Wong Bruce X, Duce James A
Oxidation Biology Unit, The Florey Institute of Neuroscience and Mental Health, The University of Melbourne Parkville, VIC, Australia.
Oxidation Biology Unit, The Florey Institute of Neuroscience and Mental Health, The University of Melbourne Parkville, VIC, Australia ; School of Molecular and Cellular Biology, Faculty of Biological Sciences, University of Leeds Leeds, UK.
Front Pharmacol. 2014 Apr 21;5:81. doi: 10.3389/fphar.2014.00081. eCollection 2014.
As with most bioavailable transition metals, iron is essential for many metabolic processes required by the cell but when left unregulated is implicated as a potent source of reactive oxygen species. It is uncertain whether the brain's evident vulnerability to reactive species-induced oxidative stress is caused by a reduced capability in cellular response or an increased metabolic activity. Either way, dys-regulated iron levels appear to be involved in oxidative stress provoked neurodegeneration. As in peripheral iron management, cells within the central nervous system tightly regulate iron homeostasis via responsive expression of select proteins required for iron flux, transport and storage. Recently proteins directly implicated in the most prevalent neurodegenerative diseases, such as amyloid-β precursor protein, tau, α-synuclein, prion protein and huntingtin, have been connected to neuronal iron homeostatic control. This suggests that disrupted expression, processing, or location of these proteins may result in a failure of their cellular iron homeostatic roles and augment the common underlying susceptibility to neuronal oxidative damage that is triggered in neurodegenerative disease.

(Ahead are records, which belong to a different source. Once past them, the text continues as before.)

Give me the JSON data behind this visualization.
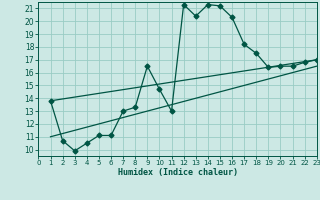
{
  "xlabel": "Humidex (Indice chaleur)",
  "bg_color": "#cce8e4",
  "grid_color": "#99ccc4",
  "line_color": "#005544",
  "xlim": [
    0,
    23
  ],
  "ylim": [
    9.5,
    21.5
  ],
  "xticks": [
    0,
    1,
    2,
    3,
    4,
    5,
    6,
    7,
    8,
    9,
    10,
    11,
    12,
    13,
    14,
    15,
    16,
    17,
    18,
    19,
    20,
    21,
    22,
    23
  ],
  "yticks": [
    10,
    11,
    12,
    13,
    14,
    15,
    16,
    17,
    18,
    19,
    20,
    21
  ],
  "line1_x": [
    1,
    2,
    3,
    4,
    5,
    6,
    7,
    8,
    9,
    10,
    11,
    12,
    13,
    14,
    15,
    16,
    17,
    18,
    19,
    20,
    21,
    22,
    23
  ],
  "line1_y": [
    13.8,
    10.7,
    9.9,
    10.5,
    11.1,
    11.1,
    13.0,
    13.3,
    16.5,
    14.7,
    13.0,
    21.3,
    20.4,
    21.3,
    21.2,
    20.3,
    18.2,
    17.5,
    16.4,
    16.5,
    16.5,
    16.8,
    17.0
  ],
  "line2_x": [
    1,
    23
  ],
  "line2_y": [
    13.8,
    17.0
  ],
  "line3_x": [
    1,
    23
  ],
  "line3_y": [
    11.0,
    16.5
  ]
}
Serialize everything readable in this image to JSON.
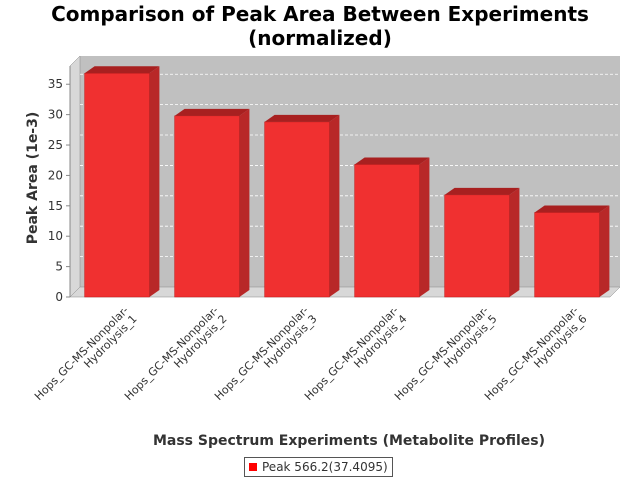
{
  "chart_data": {
    "type": "bar",
    "title": "Comparison of Peak Area Between Experiments (normalized)",
    "title_lines": [
      "Comparison of Peak Area Between Experiments",
      "(normalized)"
    ],
    "xlabel": "Mass Spectrum Experiments (Metabolite Profiles)",
    "ylabel": "Peak Area (1e-3)",
    "categories": [
      "Hops_GC-MS-Nonpolar-Hydrolysis_1",
      "Hops_GC-MS-Nonpolar-Hydrolysis_2",
      "Hops_GC-MS-Nonpolar-Hydrolysis_3",
      "Hops_GC-MS-Nonpolar-Hydrolysis_4",
      "Hops_GC-MS-Nonpolar-Hydrolysis_5",
      "Hops_GC-MS-Nonpolar-Hydrolysis_6"
    ],
    "category_lines": [
      [
        "Hops_GC-MS-Nonpolar-",
        "Hydrolysis_1"
      ],
      [
        "Hops_GC-MS-Nonpolar-",
        "Hydrolysis_2"
      ],
      [
        "Hops_GC-MS-Nonpolar-",
        "Hydrolysis_3"
      ],
      [
        "Hops_GC-MS-Nonpolar-",
        "Hydrolysis_4"
      ],
      [
        "Hops_GC-MS-Nonpolar-",
        "Hydrolysis_5"
      ],
      [
        "Hops_GC-MS-Nonpolar-",
        "Hydrolysis_6"
      ]
    ],
    "series": [
      {
        "name": "Peak 566.2(37.4095)",
        "values": [
          36.8,
          29.8,
          28.8,
          21.8,
          16.8,
          13.9
        ]
      }
    ],
    "ylim": [
      0,
      38
    ],
    "yticks": [
      0,
      5,
      10,
      15,
      20,
      25,
      30,
      35
    ],
    "grid": true,
    "legend_position": "bottom",
    "colors": {
      "bar": "#ff0000",
      "plot_background": "#c0c0c0"
    }
  }
}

与大多数具有生物利用性的过渡金属一样,铁对于细胞所需的许多代谢过程至关重要,但如果不受调控,铁会成为活性氧的强大来源。目前尚不确定大脑对活性物质诱导的氧化应激明显的易感性是由细胞反应能力降低还是代谢活性增加所致。无论哪种情况,铁水平失调似乎都参与了由氧化应激引发的神经退行性变。与外周铁管理一样,中枢神经系统内的细胞通过对铁通量、转运和储存所需的特定蛋白质进行响应性表达来严格调节铁稳态。最近,与最常见的神经退行性疾病直接相关的蛋白质,如淀粉样β前体蛋白、tau蛋白、α-突触核蛋白、朊病毒蛋白和亨廷顿蛋白,已与神经元铁稳态控制联系起来。这表明这些蛋白质的表达、加工或定位受到破坏可能会导致它们在细胞铁稳态中的作用失效,并增加神经退行性疾病中触发的神经元氧化损伤的共同潜在易感性。